Friday’s Wall Street Journal noted that investors snapped up bonds issued in Russia, Mexico and even Kazakhstan.
ETF investors looking to join in have five well-established emerging markets bond ETFs to choose from. By “well-established,” I mean funds with more than $100 million in assets and at least a one-year history.
Beyond the usual credit risk and maturity-related choices that come with picking a fixed-income fund, these five funds raise an additional thorny issue:currency exposure.
Those new to the space might expect the bonds inside the ETF to be issued in the local currencies.
Many are, but the top two funds take a different tack. The JPMorgan USD Emerging Markets Bond ETF (EMB) and the PowerShares Emerging Markets Sovereign Debt Portfolio (PCY) hold emerging markets bonds issued in U.S. dollars.
To be clear, these funds aren’t hedging their currency risk as some equity funds do, but instead hold debt issued in dollars instead of say, Brazilian reals or Mexican pesos. This selection process shields U.S. investors from direct currency exposure.
However, if an issuing country suffers massive inflation, servicing U.S.-dollar-denominated debt could be difficult, so in extreme cases, the risk is merely shifted—from currency risk to default risk—rather than avoided.
Still, the currency impact on returns can’t be overstated:U.S. investors were pummeled over the past year by the relative strength of the dollar against emerging markets currencies.
The emerging markets currency impact was -9.19 percent over the past 12 months, with Latin American emerging markets currency exposure particularly painful, at -18.06 percent, according to our Currency Impact Report .

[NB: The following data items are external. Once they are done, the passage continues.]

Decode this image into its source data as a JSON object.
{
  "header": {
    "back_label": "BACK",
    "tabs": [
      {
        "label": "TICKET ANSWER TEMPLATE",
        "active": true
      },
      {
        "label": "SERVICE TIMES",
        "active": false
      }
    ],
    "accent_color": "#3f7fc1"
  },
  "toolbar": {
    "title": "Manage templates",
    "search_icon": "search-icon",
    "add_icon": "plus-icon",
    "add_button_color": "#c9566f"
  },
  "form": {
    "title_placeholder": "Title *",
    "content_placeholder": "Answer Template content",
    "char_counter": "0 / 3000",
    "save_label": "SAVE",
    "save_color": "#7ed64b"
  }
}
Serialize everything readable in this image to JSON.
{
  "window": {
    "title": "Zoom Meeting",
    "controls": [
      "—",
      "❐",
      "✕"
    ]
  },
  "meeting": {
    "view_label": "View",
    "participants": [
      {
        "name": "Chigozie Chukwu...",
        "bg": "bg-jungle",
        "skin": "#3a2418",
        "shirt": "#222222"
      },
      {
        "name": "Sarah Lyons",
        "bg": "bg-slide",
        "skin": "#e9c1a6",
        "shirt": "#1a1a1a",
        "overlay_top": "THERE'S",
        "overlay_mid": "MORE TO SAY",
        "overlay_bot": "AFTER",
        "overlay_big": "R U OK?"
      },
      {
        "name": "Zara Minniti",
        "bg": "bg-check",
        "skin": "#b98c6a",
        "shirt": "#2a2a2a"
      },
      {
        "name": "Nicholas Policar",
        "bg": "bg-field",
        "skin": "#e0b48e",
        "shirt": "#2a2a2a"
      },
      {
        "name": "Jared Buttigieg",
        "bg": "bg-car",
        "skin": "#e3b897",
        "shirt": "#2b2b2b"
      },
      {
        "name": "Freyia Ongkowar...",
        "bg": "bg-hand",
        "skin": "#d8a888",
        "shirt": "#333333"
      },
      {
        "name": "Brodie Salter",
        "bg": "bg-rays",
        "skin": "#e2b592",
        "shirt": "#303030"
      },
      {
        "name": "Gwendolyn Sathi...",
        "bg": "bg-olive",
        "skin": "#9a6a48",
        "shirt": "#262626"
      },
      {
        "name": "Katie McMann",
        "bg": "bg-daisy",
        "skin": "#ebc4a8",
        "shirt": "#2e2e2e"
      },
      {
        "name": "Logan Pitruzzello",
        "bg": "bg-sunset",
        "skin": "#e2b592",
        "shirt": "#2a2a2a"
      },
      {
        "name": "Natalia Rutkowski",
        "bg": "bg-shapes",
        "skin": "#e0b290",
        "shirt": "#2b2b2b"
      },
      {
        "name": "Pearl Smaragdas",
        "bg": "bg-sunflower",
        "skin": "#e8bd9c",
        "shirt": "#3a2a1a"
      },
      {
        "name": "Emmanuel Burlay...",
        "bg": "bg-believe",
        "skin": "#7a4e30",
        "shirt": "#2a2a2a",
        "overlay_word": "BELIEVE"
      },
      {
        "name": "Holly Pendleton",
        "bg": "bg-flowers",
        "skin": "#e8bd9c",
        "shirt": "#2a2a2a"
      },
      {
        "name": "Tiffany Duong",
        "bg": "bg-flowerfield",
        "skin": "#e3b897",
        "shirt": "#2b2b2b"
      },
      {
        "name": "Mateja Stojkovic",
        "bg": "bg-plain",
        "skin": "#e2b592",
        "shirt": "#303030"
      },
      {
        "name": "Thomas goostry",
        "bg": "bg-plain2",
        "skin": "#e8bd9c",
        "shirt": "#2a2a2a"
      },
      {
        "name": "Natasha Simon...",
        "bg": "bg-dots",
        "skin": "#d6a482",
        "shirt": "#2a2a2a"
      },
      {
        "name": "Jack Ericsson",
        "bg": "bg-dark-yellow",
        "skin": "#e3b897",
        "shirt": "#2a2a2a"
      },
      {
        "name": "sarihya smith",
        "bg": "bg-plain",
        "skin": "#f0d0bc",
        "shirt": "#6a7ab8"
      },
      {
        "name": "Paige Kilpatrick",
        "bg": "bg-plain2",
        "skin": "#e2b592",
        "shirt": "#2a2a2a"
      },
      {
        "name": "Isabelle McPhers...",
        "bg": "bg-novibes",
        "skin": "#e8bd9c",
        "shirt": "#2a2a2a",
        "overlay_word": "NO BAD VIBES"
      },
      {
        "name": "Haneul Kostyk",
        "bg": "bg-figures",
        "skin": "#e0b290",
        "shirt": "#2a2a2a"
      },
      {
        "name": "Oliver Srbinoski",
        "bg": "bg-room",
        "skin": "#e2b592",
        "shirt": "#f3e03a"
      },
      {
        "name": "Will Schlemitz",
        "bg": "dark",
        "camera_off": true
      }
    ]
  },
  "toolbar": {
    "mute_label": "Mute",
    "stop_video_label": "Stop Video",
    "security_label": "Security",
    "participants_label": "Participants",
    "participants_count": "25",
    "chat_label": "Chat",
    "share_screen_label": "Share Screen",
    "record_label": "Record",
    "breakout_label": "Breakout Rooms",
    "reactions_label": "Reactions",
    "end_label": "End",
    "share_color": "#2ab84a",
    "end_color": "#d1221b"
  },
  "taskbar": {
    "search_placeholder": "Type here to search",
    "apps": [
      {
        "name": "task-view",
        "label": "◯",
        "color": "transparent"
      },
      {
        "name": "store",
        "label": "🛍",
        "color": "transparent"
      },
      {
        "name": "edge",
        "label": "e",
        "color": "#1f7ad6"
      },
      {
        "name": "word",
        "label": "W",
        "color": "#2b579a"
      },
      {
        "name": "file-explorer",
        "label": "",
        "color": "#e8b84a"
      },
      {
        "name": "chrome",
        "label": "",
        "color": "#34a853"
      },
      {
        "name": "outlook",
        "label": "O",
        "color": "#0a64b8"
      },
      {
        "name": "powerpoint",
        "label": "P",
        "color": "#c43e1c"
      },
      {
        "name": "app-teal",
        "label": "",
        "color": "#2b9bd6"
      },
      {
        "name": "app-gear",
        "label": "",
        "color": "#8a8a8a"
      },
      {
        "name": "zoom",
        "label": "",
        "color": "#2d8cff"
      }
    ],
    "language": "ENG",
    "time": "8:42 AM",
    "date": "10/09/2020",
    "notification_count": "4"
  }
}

Over the past 12 months, currency impact separated the returns of the five funds clearly along the lines of the dollar-denominated bond funds versus those with locally denominated holdings.
EMB and PCY—the two dollar-denominated funds, outperformed their locally denominated peers by double digits. They are shown above in light blue and dark blue, respectively. Performance numbers are spelled out in the table below.
Over the past 12 months, the currency effect has played a much larger role than other aspects of each fund’s portfolio.
Four of the five funds focus on sovereign debt:EMB and PCY, as well as two local-currency funds:the Market Vectors Emerging Markets Local Currency Bond ETF (EMLC) and the SPDR Barclays Capital Emerging Markets Local Bond ETF (EBND).
The WisdomTree Emerging Markets Local Debt ETF (ELD) is the only actively managed fund in the top five, and its managers have a longer leash in terms of security selection.
They can actively select sovereign or corporate issues that span a credit spectrum from junk to investment-grade bonds. ELD is constrained to local currency bonds however, so its recent returns closely align with EMLC and EBND, despite the differences in breadth and management.
Expense ratios for the five funds range across a relatively narrow band, from 49 bps to 60 bps. This keeps the focus where it belongs:on the fund’s basket, not its fees. Investors in EMLC will find little comfort in paying 1 basis point less than top-performing PCY.
When the pendulum swings in the other direction and emerging markets currencies start appreciating again, the local currency funds will have their day in the sun.
Until then, investors can effectively take a stand on whether that day is near or far when they choose an emerging markets debt ETF.